Matthias Schniedermeyer wrote:
Video is inherently bandwith intensive. At least (for PAL): 720x576x4x25 = about 40MB/s (*) 1920x1080x4x25 = about 200MB/s
And that's taking aside ANY of the other processing. Decoding, IDCT, YUV->RGB transformation and so on. Also taking aside the total bandwith killer, when you have to scale the material.
AFAICT the vector cores COULD(*2) help you with the first parts, but the rest has to be done by the 3(,?)Ghz RISC PPC-CPU and shoveling that much data back and forth may be a bit much, without any acceleration. But on the other side the PS3 systems is supposed to have an impressing memory-bandwith, which could rescue the day.

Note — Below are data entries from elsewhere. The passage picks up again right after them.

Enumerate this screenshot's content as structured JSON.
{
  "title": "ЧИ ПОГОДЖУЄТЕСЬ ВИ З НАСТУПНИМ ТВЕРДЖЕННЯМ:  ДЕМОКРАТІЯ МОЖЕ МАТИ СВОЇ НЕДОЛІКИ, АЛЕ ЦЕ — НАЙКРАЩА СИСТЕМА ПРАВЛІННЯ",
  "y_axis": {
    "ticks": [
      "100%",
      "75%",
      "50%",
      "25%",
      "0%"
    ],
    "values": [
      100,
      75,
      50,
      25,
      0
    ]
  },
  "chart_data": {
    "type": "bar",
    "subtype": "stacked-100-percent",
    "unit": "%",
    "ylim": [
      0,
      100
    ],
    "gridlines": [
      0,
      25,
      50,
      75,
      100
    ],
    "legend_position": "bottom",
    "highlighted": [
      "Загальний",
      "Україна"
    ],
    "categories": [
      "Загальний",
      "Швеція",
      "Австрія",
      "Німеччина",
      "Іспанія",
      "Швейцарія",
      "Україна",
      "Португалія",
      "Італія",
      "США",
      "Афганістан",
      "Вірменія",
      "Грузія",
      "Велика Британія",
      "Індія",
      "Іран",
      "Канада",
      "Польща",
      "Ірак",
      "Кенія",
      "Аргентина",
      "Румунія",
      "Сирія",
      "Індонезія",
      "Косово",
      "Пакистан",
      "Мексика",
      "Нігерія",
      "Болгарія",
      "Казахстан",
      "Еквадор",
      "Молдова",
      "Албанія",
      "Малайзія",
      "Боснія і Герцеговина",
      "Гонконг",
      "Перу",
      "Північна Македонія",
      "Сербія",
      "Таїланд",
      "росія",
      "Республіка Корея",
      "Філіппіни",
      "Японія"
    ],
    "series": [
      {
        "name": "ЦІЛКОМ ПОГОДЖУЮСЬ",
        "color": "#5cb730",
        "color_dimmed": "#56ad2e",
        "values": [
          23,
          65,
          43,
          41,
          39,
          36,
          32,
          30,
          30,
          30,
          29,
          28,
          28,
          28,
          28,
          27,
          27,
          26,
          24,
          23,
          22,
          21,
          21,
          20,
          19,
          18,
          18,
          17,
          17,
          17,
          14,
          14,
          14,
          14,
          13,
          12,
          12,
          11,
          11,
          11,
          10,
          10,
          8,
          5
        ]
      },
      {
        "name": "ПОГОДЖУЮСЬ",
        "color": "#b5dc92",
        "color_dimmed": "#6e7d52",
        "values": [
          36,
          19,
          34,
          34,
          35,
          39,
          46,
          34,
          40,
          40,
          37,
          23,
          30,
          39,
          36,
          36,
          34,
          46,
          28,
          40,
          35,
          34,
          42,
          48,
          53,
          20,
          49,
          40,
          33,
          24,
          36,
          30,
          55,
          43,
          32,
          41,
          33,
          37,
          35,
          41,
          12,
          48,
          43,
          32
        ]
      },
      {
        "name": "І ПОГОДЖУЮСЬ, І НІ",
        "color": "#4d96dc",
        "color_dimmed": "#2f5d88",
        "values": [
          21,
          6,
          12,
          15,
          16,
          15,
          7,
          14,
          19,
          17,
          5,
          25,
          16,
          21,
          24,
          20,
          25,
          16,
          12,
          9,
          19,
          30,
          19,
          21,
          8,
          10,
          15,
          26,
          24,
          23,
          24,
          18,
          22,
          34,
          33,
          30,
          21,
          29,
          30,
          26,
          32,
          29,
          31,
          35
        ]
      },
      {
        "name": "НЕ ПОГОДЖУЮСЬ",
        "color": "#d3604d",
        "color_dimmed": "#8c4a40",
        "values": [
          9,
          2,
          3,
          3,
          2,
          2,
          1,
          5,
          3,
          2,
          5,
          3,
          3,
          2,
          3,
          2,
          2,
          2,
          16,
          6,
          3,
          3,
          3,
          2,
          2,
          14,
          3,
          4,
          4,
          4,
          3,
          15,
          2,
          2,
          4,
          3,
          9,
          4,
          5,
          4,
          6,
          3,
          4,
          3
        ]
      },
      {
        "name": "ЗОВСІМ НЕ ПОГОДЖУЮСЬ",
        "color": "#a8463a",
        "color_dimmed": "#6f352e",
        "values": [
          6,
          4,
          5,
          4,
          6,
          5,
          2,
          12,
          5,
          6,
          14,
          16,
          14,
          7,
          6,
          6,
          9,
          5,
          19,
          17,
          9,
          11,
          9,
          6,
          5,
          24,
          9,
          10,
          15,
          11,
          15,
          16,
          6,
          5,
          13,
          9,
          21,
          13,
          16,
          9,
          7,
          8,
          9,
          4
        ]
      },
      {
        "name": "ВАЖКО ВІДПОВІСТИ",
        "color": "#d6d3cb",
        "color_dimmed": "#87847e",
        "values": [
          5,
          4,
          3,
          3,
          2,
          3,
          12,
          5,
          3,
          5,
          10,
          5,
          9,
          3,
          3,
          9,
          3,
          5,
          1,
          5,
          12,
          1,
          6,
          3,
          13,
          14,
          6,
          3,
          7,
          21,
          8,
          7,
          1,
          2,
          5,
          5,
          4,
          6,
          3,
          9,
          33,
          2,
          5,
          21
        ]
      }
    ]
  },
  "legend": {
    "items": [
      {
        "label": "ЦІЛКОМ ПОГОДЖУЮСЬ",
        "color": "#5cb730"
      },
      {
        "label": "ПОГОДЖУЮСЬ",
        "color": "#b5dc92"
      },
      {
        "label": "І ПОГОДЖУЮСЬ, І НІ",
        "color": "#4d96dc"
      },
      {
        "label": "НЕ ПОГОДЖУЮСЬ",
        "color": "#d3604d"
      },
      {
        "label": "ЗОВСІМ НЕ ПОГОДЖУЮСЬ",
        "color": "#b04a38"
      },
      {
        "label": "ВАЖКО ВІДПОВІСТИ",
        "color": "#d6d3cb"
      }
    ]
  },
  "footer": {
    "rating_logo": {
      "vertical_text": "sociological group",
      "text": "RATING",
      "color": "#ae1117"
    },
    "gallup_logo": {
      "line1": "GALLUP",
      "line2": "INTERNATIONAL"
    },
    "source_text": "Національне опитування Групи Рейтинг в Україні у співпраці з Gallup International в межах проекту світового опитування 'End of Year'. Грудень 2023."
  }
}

So unless someone tries there is no way to be sure, but for the time beeing i'm sceptical.
IOW:
- SDTV maybe
- HDTV no way without acceleration
*: x4 isn't a typo. Most systems use 32 bit per color. 24 bit "packed" format isn't used anymore AFAIK.

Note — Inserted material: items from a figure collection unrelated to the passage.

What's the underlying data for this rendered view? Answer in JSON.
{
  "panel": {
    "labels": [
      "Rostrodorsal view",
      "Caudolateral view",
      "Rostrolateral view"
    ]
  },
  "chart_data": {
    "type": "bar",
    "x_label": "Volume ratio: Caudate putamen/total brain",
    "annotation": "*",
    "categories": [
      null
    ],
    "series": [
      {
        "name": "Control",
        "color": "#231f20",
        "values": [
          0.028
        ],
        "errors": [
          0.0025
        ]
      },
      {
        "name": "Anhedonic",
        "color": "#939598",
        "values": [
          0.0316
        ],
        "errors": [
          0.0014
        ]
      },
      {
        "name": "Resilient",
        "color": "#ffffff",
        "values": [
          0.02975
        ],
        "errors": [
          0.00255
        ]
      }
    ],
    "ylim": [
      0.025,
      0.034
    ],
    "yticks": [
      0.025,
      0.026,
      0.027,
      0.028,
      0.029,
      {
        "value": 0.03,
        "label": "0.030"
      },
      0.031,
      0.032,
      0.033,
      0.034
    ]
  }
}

*2: If you have software that can use the SPUs, but unless someone writes a Decoder-Library with SPU support you can only use the Main-CPU.
Bis denn
Most people AFAICT use vdr for sdtv and while HDTV may or may not be out of the question due to bandwidth sdtv definitely isn't. In fact I have linux on my xbox which has much less bandwidth than even the ps2 and most distros for that have a dvd player.
I am actually looking into a building a working dtv rig for the (original) xbox but am much more limited by the "mere" 60mb (64mb-4mb for the framebuffer) of memory and others have made mythtv clients for it. As someone else pointed out though a PS3 for linux doesn't make much sense unless you already want a PS3. Any applications it runs will, due to the 88mb ram, probably *feel* slower than a 1-2ghz pc with 128mb+ of ram running an quivalent distro even without graphics accelleration.